We annotated a dataset consisting of 200 fuel, mobile, and internet bills, which were in image and pdf formats. After annotating the bills, we exported the output in JSON (See sample below).
{ "Text": " bharat sanchar accountno 9038218739 invoiceno:sdckl0042250609\n nigam ltd d code date06/05/2020 invoice period\n bsn 01/04/2020to30/04/2020\n nbms/bms tariffplan:2gbbsnlcul\n postage pald in advancetaxinvolce\nvivinkv\n10/280a3.texasvillas\nnjaralloor telephoneno amount payable due date\nmillupadyjn\nizhakkambalam\nernakulam\n8356 kl 04842685287 403.00 21/05/2020\n paynow\n accountsummary\npreviousbalance paymentreceived adjustments\n gecruorue currentcharges totaldue amountpayable\n b406\n 399.34 400.00 2 0.00 403.41 402.75 403.00\n\n\n bharat sanchar accountno 9038218739 invoiceno:sdckl0042250609\n nigam ltd d code date06/05/2020 invoice period\n bsn 01/04/2020to30/04/2020\n nbms/bms tariffplan:2gbbsnlcul\n postage pald in advancetaxinvolce\nvivinkv\n10/280a3.texasvillas\nnjaralloor telephoneno amount payable due date\nmillupadyjn\nizhakkambalam\nernakulam\n8356 kl Annotation Screen Annotation Screen 04842685287 403.00 21/05/2020\n paynow\n accountsummary\npreviousbalance paymentreceived adjustments\n gecruorue currentcharges totaldue amountpayable\n b406\n 399.34 400.00 2 0.00 403.41 402.75 403.00\n\n", "id": 1726, "label": [ { "start": 85, "end": 100, "text": "sdckl0042250609", "labels": [ "What is the invoice number?" ] }, { "start": 166, "end": 177, "text": "06/05/2020 ", "labels": [ "What is the invoice date?" ] }, { "start": 1085, "end": 1091, "text": "403.00", "labels": [ "What is the total amount?" ] ] }
Model Fine-Tuning and Inferencing
Our next step was to fine-tune the pre-trained TinyBERT model with the annotated data. We split the annotated data into train data and test data in a 7:3 ratio using Sklearn. We used the training script provided by simpletransformers library to fine-tune the model.

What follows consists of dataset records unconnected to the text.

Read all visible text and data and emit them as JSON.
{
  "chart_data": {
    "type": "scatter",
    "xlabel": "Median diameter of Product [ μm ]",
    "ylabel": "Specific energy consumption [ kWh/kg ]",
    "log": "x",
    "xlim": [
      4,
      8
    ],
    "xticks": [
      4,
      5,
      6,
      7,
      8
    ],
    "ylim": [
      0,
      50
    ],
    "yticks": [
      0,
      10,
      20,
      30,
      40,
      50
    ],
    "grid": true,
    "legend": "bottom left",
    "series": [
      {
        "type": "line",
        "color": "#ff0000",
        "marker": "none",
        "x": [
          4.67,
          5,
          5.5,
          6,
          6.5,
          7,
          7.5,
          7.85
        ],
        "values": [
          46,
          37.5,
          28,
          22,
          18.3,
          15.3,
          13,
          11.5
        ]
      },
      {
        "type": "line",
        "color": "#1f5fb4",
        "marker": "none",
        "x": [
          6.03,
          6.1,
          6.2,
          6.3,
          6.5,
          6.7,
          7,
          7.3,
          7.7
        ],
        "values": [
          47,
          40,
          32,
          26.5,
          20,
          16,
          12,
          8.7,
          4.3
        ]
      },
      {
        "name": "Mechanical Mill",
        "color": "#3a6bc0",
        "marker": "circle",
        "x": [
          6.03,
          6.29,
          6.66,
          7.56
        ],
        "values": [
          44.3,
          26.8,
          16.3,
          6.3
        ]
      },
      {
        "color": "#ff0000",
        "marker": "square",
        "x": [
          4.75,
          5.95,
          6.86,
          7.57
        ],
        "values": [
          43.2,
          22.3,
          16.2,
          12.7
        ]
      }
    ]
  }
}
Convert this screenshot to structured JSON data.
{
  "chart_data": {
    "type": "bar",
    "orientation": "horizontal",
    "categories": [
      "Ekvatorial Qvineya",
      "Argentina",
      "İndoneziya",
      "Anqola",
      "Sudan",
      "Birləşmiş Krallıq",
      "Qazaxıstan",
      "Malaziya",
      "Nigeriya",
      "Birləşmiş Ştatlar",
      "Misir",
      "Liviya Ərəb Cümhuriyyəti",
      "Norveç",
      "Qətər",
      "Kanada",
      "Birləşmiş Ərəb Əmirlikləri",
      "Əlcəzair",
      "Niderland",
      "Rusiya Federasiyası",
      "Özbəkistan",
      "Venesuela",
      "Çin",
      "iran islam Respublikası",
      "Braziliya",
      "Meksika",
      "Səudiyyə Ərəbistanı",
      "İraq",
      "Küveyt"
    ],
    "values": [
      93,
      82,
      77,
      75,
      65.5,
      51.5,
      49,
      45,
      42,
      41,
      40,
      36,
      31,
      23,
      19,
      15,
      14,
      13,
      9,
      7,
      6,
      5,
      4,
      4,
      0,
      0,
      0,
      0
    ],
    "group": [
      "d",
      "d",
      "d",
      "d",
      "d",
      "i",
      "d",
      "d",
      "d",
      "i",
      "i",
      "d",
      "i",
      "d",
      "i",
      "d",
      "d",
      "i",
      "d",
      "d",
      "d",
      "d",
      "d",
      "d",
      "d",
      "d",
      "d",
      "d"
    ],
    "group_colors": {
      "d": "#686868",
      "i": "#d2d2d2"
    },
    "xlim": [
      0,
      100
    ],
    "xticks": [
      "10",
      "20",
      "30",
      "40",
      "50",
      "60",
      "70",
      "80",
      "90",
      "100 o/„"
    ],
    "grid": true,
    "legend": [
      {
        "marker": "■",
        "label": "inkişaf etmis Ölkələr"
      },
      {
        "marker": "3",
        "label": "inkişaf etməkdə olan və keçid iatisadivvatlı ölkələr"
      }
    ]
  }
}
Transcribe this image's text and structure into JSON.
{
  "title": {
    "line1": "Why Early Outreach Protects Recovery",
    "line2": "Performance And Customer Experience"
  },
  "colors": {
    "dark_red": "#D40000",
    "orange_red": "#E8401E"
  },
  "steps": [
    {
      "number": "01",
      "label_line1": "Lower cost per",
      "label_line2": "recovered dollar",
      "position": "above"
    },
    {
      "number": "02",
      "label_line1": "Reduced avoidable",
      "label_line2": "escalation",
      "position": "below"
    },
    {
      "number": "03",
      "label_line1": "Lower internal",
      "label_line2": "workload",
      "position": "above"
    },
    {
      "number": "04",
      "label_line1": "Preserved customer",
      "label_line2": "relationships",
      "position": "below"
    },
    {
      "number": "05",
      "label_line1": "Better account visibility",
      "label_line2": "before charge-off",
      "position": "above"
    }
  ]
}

The fine-tuned model was loaded using the TransformerReader library. Then we fed the below questions and post-processed OCR output to the model for prediction.
- What is the processing fee? What is the total amount?
- What is the bill number? What is the invoice number?
- What is the date?
Predictions with the highest score were taken as the final answer for each question.
Post-Processing of Extracted answers
We cleansed the extracted answers and converted them to standard formats as per business requirements. This included:
- Changing the date into YYYY-MM-DD format.
- Removing currency symbols from the amount field.
- Converting amount in words to numerical.
- Rounding off the amount to the next integer value.
Output Analysis
We tested our framework using 50 files from each category, like mobile screenshots of PDFs (low-resolution images), fuel bills in both images and PDF formats, and Internet/mobile digital invoices.
The results are shown below.
The accuracy of the final output varied due to factors like:
- OCR accuracy (Quality and resolution of the input image)
- Size of the text content (Multi-page invoices)
- Noise in the text content (Presence of logos and images)
Sample Outputs from Intelligent Invoice Processing framework
JSON Output
{ "Invoice Number": "600425-ORGNL", "Invoice Date": "2022-01-15", "Invoice Amount": 1000.0, }
Business Benefit
The invoice processing system we implemented reduced the manual effort for the client’s accounts team by more than 70%. It is a generalized solution that can be easily leveraged for the extraction/verification of any other document by modifying the questions asked.
For example, using the same framework, PAN cards can be parsed as shown below.
JSON Input
{ "questions": { "Name": [ "What is the name?" ], "Date": [ "What is the date?" ], "Number": [ "What is the account no?" ] } }
JSON Output
{ "Name": "rahul gupta", "Date": "1974-11-23", "Number": "abcde1234f" }
The highlight of this framework is that it is built using open-source technologies without any third-party commercial APIs.